SES Medal Symposium in honor of D.J. Steigmann

Tue 4:20 - 5:40

MacMillan 115

This work concerns the behavior of two-phase periodic laminates composed of homogeneous, isotropic, and hyperelastic layers in equilibrium in the absence of body force and subjected to finite deformations on their boundaries. The effective behavior of the laminates is studied elsewhere in the literature ([1]) using the tangent second-order homogenization method. In the case of a laminate made of a penalty compressible Neo-Hookean material and subjected to pure shear deformation on its boundary, results of that study indicate that the rotation of the layers may lead to a reduction in the overall stiffness of the laminates and that this phenomenon may be related to a possible loss of strong ellipticity of the macroscopic behavior of the laminate.
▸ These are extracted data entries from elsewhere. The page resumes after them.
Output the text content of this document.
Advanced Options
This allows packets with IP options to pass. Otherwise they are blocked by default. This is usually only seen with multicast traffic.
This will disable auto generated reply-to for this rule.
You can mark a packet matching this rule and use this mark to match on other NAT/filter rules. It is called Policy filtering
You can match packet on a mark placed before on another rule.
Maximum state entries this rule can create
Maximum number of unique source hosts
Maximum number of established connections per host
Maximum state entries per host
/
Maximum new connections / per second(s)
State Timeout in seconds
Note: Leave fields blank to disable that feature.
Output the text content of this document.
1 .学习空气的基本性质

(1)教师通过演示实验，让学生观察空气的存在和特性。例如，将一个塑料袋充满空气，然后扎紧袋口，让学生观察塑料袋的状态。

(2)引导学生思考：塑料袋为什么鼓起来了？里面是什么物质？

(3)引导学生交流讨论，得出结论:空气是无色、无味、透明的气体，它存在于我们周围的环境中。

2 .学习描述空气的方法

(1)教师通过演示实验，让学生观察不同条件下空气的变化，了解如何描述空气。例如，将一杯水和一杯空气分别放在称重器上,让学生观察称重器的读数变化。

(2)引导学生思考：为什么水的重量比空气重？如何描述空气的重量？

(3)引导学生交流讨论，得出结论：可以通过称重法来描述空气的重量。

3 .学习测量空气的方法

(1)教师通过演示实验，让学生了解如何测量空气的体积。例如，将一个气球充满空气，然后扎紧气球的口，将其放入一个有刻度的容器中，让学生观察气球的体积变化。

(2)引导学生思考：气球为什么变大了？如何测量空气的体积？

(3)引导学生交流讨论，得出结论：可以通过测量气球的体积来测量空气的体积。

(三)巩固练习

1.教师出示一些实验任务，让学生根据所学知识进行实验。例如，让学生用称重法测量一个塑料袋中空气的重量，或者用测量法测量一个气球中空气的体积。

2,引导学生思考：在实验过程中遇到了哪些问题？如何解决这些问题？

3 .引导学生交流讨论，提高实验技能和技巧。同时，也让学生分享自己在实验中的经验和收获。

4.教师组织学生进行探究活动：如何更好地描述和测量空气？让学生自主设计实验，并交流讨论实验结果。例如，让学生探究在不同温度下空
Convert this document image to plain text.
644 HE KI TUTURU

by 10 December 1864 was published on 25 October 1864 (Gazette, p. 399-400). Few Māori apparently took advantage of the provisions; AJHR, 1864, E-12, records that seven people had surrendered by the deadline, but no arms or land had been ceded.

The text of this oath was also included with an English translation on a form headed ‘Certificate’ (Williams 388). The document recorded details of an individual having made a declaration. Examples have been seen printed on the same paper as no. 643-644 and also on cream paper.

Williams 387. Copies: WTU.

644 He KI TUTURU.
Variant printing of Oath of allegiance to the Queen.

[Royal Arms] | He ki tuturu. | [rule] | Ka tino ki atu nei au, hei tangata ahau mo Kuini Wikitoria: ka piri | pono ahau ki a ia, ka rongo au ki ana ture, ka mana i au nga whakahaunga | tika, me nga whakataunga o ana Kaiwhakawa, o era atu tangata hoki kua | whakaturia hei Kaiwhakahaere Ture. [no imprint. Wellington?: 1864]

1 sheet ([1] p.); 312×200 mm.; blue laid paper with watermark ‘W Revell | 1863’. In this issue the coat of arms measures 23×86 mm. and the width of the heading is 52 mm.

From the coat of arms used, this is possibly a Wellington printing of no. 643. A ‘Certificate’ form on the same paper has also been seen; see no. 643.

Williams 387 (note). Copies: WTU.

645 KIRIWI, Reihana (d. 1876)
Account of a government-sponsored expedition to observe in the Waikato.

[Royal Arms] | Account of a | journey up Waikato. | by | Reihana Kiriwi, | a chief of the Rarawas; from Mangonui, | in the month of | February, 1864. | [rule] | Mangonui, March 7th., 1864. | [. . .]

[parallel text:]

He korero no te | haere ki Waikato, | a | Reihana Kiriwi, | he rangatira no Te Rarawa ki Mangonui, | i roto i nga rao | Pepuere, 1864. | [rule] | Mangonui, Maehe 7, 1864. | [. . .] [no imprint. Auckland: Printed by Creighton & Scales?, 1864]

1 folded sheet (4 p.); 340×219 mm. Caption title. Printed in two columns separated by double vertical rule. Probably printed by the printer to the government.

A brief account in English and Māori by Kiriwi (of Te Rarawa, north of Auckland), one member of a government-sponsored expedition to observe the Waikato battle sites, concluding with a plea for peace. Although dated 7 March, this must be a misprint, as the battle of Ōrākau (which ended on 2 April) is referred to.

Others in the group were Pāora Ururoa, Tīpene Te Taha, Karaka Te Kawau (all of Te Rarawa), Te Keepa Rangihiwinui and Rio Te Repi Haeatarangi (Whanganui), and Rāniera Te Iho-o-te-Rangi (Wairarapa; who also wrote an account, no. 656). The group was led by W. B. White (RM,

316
Here, the Asymptotic Homogenization Method (AHM) is employed to obtain similar results for a laminate made of a different type of compressible Neo-Hookean material and subjected to the same boundary conditions. Using the Finite Element Method (FEM), the rotation of the layers at the center of the laminate is calculated and compared to the corresponding rotation obtained via AHM. The rotation angles are very close to each other up to a critical shear deformation, after which, the angle obtained via FEM changes abruptly from the angle obtained via AHM, indicating a bifurcation-like behavior. In addition, results obtained from the asymptotic analysis indicate that layers, at the microscopic level, may soften, even though no softening occurs in homogeneous solids made of the layer materials and under the same boundary conditions. Reference: Lopez-Pamies, O., Ponte Castañeda, P. (2009). Mechanics of Materials 41:4, 364--374. Acknowledgements: Brazilian National Council for Scientific and Technological Development, CNPq, Procs. 504778/2009-9 and 314410/2009-0,and the Coordination for the Improvement of Higher Education Personnel (CAPES) are gratefully acknowledged.